In Ungarn wächst – strikt im Rahmen der demokratischen Verfassung – ein antidemokratisches Regime. Zu den Ursachen und den bedrohlichen Folgen äußert sich der Vorsitzende der „Grünen Linkspartei“.
Von Thomas Klein
aus telegraph #122/123
Ungarn ist vor allem wegen seines Mediengesetzes ins Gerede gekommen. Staatliche Regulierung der „freien Presse“ gilt in modernen bürgerlichen Systemen als überholt. Die angelaufenen Aushandlungsprozeduren zur Wiederherstellung juristischer Passfähigkeit staatlichen ungarischen Öffentlichkeitsmanagements mit den EG-Normen zeitgemäßer „Pressefreiheit“ glätten gegenwärtig wieder etwas die Wogen allgemeiner Empörung. Welche neuen Wege die ungarische rechtskonservative Regierung finden wird, ihre im ursprünglichen Mediengesetz offen artikulierte Linie der strafbewehrten Kontrolle kritischer Öffentlichkeit durchzuhalten, wird man sehen. Doch wer den Gesamtzusammenhang solcher Politik mit dem sozialen Wandel in der ungarischen Gesellschaft und die Zielführung zeitgenössischen ungarischen Regierungshandelns auf den Punkt zu bringen versucht, muss schon sehr genau hinsehen.
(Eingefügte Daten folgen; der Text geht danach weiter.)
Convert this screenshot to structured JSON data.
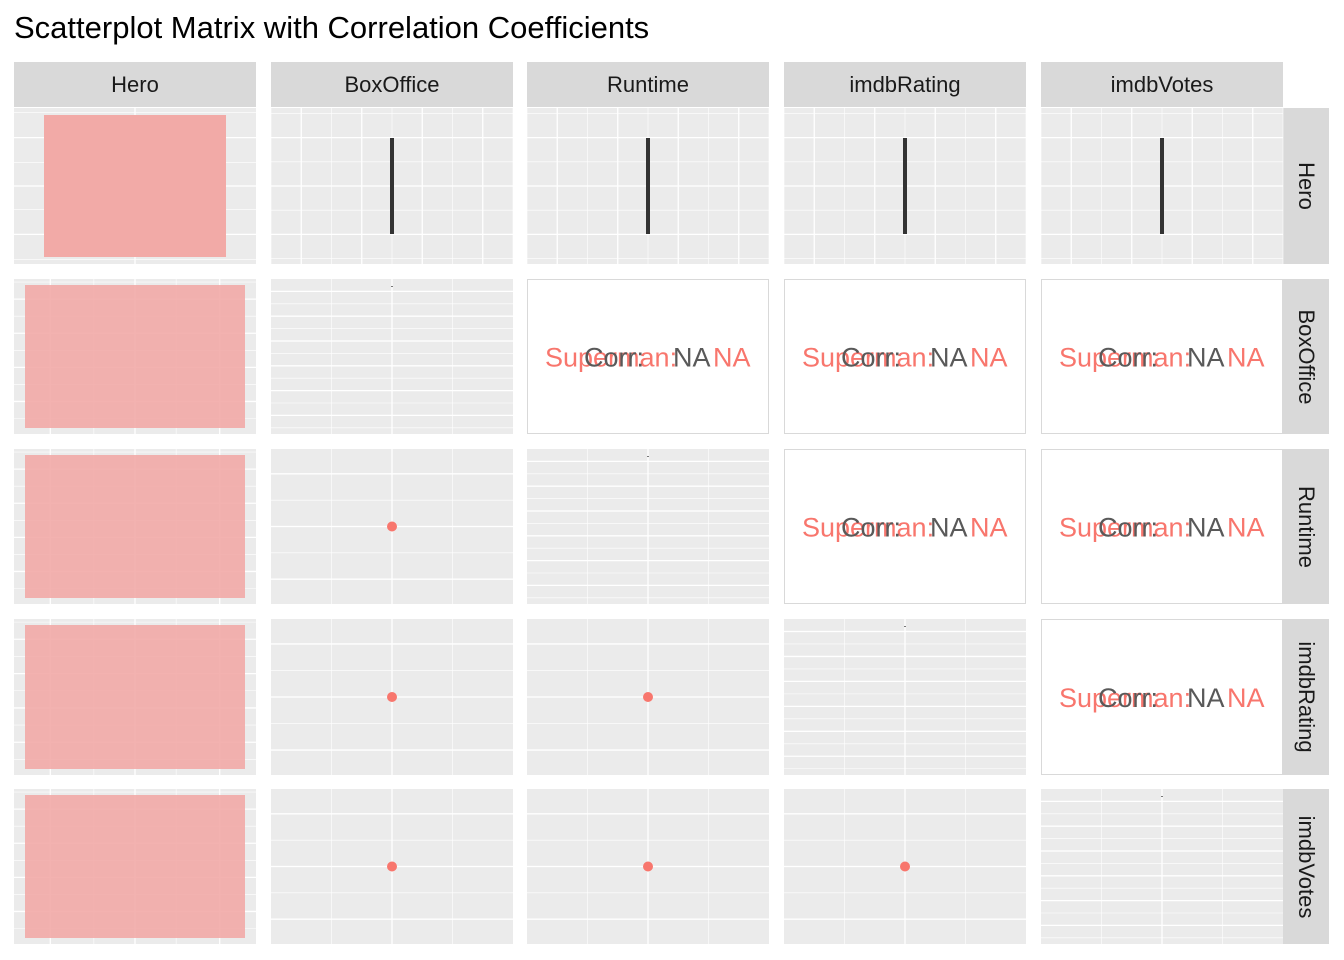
{
  "title": "Scatterplot Matrix with Correlation Coefficients",
  "variables": [
    "Hero",
    "BoxOffice",
    "Runtime",
    "imdbRating",
    "imdbVotes"
  ],
  "colors": {
    "panel_background": "#ebebeb",
    "gridline": "#ffffff",
    "strip_background": "#d9d9d9",
    "series": "#f8766d",
    "bar_fill": "#f2aaa7",
    "corr_text": "#595959",
    "segment": "#333333"
  },
  "chart_data": {
    "type": "scatterplot-matrix",
    "variables": [
      "Hero",
      "BoxOffice",
      "Runtime",
      "imdbRating",
      "imdbVotes"
    ],
    "series": [
      {
        "name": "Superman",
        "color": "#f8766d"
      }
    ],
    "diagonal": {
      "Hero": {
        "type": "bar",
        "category": "Superman",
        "count": 1
      },
      "BoxOffice": {
        "type": "density",
        "values": []
      },
      "Runtime": {
        "type": "density",
        "values": []
      },
      "imdbRating": {
        "type": "density",
        "values": []
      },
      "imdbVotes": {
        "type": "density",
        "values": []
      }
    },
    "lower": {
      "Hero_histograms": [
        {
          "row": "BoxOffice",
          "type": "histogram",
          "count": 1
        },
        {
          "row": "Runtime",
          "type": "histogram",
          "count": 1
        },
        {
          "row": "imdbRating",
          "type": "histogram",
          "count": 1
        },
        {
          "row": "imdbVotes",
          "type": "histogram",
          "count": 1
        }
      ],
      "scatter_points": [
        {
          "row": "Runtime",
          "col": "BoxOffice",
          "points": 1
        },
        {
          "row": "imdbRating",
          "col": "BoxOffice",
          "points": 1
        },
        {
          "row": "imdbRating",
          "col": "Runtime",
          "points": 1
        },
        {
          "row": "imdbVotes",
          "col": "BoxOffice",
          "points": 1
        },
        {
          "row": "imdbVotes",
          "col": "Runtime",
          "points": 1
        },
        {
          "row": "imdbVotes",
          "col": "imdbRating",
          "points": 1
        }
      ]
    },
    "upper": {
      "boxplots": [
        {
          "row": "Hero",
          "col": "BoxOffice",
          "type": "box"
        },
        {
          "row": "Hero",
          "col": "Runtime",
          "type": "box"
        },
        {
          "row": "Hero",
          "col": "imdbRating",
          "type": "box"
        },
        {
          "row": "Hero",
          "col": "imdbVotes",
          "type": "box"
        }
      ],
      "correlations": [
        {
          "row": "BoxOffice",
          "col": "Runtime",
          "corr_label": "Corr:",
          "overall": "NA",
          "group": "Superman",
          "group_value": "NA"
        },
        {
          "row": "BoxOffice",
          "col": "imdbRating",
          "corr_label": "Corr:",
          "overall": "NA",
          "group": "Superman",
          "group_value": "NA"
        },
        {
          "row": "BoxOffice",
          "col": "imdbVotes",
          "corr_label": "Corr:",
          "overall": "NA",
          "group": "Superman",
          "group_value": "NA"
        },
        {
          "row": "Runtime",
          "col": "imdbRating",
          "corr_label": "Corr:",
          "overall": "NA",
          "group": "Superman",
          "group_value": "NA"
        },
        {
          "row": "Runtime",
          "col": "imdbVotes",
          "corr_label": "Corr:",
          "overall": "NA",
          "group": "Superman",
          "group_value": "NA"
        },
        {
          "row": "imdbRating",
          "col": "imdbVotes",
          "corr_label": "Corr:",
          "overall": "NA",
          "group": "Superman",
          "group_value": "NA"
        }
      ]
    }
  }
}
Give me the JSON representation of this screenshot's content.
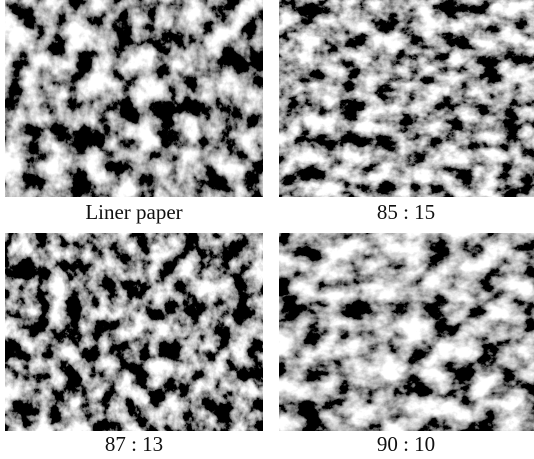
{
  "panels": [
    {
      "caption": "Liner paper"
    },
    {
      "caption": "85 : 15"
    },
    {
      "caption": "87 : 13"
    },
    {
      "caption": "90 : 10"
    }
  ]
}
Hier lässt sich ein Lehrstück rechtskonservativen und zum Teil reaktionären Roll-Backs besichtigen. Ähnlichkeiten beim Blick auf gewisse Sachverhalte in Italien oder Frankreich sind offenkundig. Sehr aufschlussreich sind die Hinweise des ungarischen Philosophen Gáspar Miklós Tamás zur Bewertung der gegenwärtigen ungarischen Situation und der politischen Entwicklung dorthin. Gleichzeitig ist sein kritischer Rückblick auf die eigene politische Verantwortung ein beeindruckendes biographisches Zeugnis.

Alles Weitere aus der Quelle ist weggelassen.